I have one geodataframe that contains polygons and corresponding land use category (e.g. agricultural, commercial, retail, residential, ...) and another that contains census tract polygons and corresponding population. I want to bring the population data from the 2nd dataframe into the first dataframe. Here is the code I'm using:

gdf_chi_pop = gpd.sjoin(gdf_chi, gdf_census, how='inner',op='intersects')

The problem is that gdf_chi_pop has a bunch of extra polygons that don't exist in gdf_chi, which is not what I'm wanting. I just want a new dataframe with populations for all the polygons that already exist in gdf_chi. What I also need to know is how geopandas differentiates between intensive properties (e.g. temperature, sunny days per year, population density, fraction of dogs that are poodles) and extensive properties (e.g. population, number of poodles, number of stores that sell spatulas) in polygons when doing sjoin.

  • 1
    Try intersecting the dataframes then merge/join the columns you want back to the first df
    – BERA
    Aug 23, 2019 at 15:41

2 Answers 2


If you want to retain geometry of gdf_chi, try setting how to 'left'.

gdf_chi_pop = gpd.sjoin(gdf_chi, gdf_census, how='left',op='intersects')

GeoPandas does not differentiate between intensive and extensive properties. It just joins the data from one to the another gdf. No matter the type, it is just copied.


The extra polygons in gdf_chi_pop were actually just duplicates of polygons in gdf_census from where the two sets intersected.

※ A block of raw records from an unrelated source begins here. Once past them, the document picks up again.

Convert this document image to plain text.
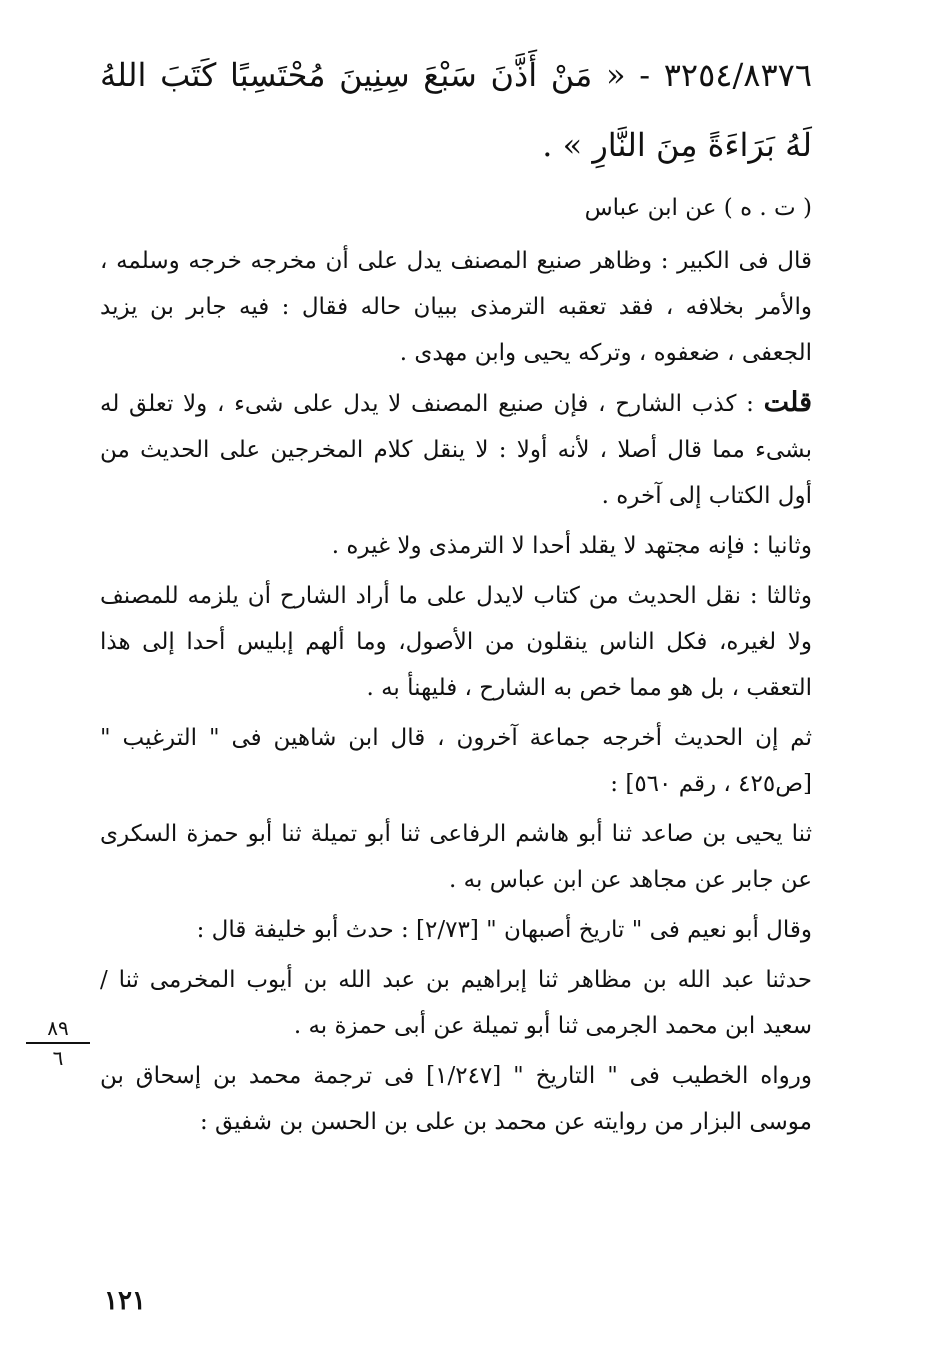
٣٢٥٤/٨٣٧٦ - « مَنْ أَذَّنَ سَبْعَ سِنِينَ مُحْتَسِبًا كَتَبَ اللهُ لَهُ بَرَاءَةً مِنَ النَّارِ » .

( ت . ه ) عن ابن عباس

قال فى الكبير : وظاهر صنيع المصنف يدل على أن مخرجه خرجه وسلمه ، والأمر بخلافه ، فقد تعقبه الترمذى ببيان حاله فقال : فيه جابر بن يزيد الجعفى ، ضعفوه ، وتركه يحيى وابن مهدى .

قلت : كذب الشارح ، فإن صنيع المصنف لا يدل على شىء ، ولا تعلق له بشىء مما قال أصلا ، لأنه أولا : لا ينقل كلام المخرجين على الحديث من أول الكتاب إلى آخره .

وثانيا : فإنه مجتهد لا يقلد أحدا لا الترمذى ولا غيره .

وثالثا : نقل الحديث من كتاب لايدل على ما أراد الشارح أن يلزمه للمصنف ولا لغيره، فكل الناس ينقلون من الأصول، وما ألهم إبليس أحدا إلى هذا التعقب ، بل هو مما خص به الشارح ، فليهنأ به .

ثم إن الحديث أخرجه جماعة آخرون ، قال ابن شاهين فى " الترغيب " [ص٤٢٥ ، رقم ٥٦٠] :

ثنا يحيى بن صاعد ثنا أبو هاشم الرفاعى ثنا أبو تميلة ثنا أبو حمزة السكرى عن جابر عن مجاهد عن ابن عباس به .

وقال أبو نعيم فى " تاريخ أصبهان " [٢/٧٣] : حدث أبو خليفة قال :

حدثنا عبد الله بن مظاهر ثنا إبراهيم بن عبد الله بن أيوب المخرمى ثنا / سعيد ابن محمد الجرمى ثنا أبو تميلة عن أبى حمزة به .

ورواه الخطيب فى " التاريخ " [١/٢٤٧] فى ترجمة محمد بن إسحاق بن موسى البزار من روايته عن محمد بن على بن الحسن بن شفيق :

٨٩
٦
١٢١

It turned out the two key functions I needed were overlay and dissolve, like so:

gdf_chi['landuse_index'] = gdf_chi.index.copy()

Figure out the intersecting geometry:

gdf_chi_pop = gpd.overlay(gdf_census, gdf_chi, how='intersection')

Recalculate extensive quantity population from intensive quantity population density:

gdf_chi_pop['population'] = gdf_chi_pop['pop dnsty'] * gdf_chi_pop['geometry'].area / 5280**2

Recover original geometry from gdf_chi and add populations on regions being joined using aggfunc:

 gdf_chi_fin = gdf_chi_pop.dissolve(by='landuse_index', aggfunc='sum')

Recalculate intensive quantity population density

gdf_chi_fin['pop dnsty'] = gdf_chi_fin['population'] / gdf_chi_fin['geometry'].area * 5280**2

sjoin does not create new geometries. It merely returns the other column values for where the existing geometries intersect.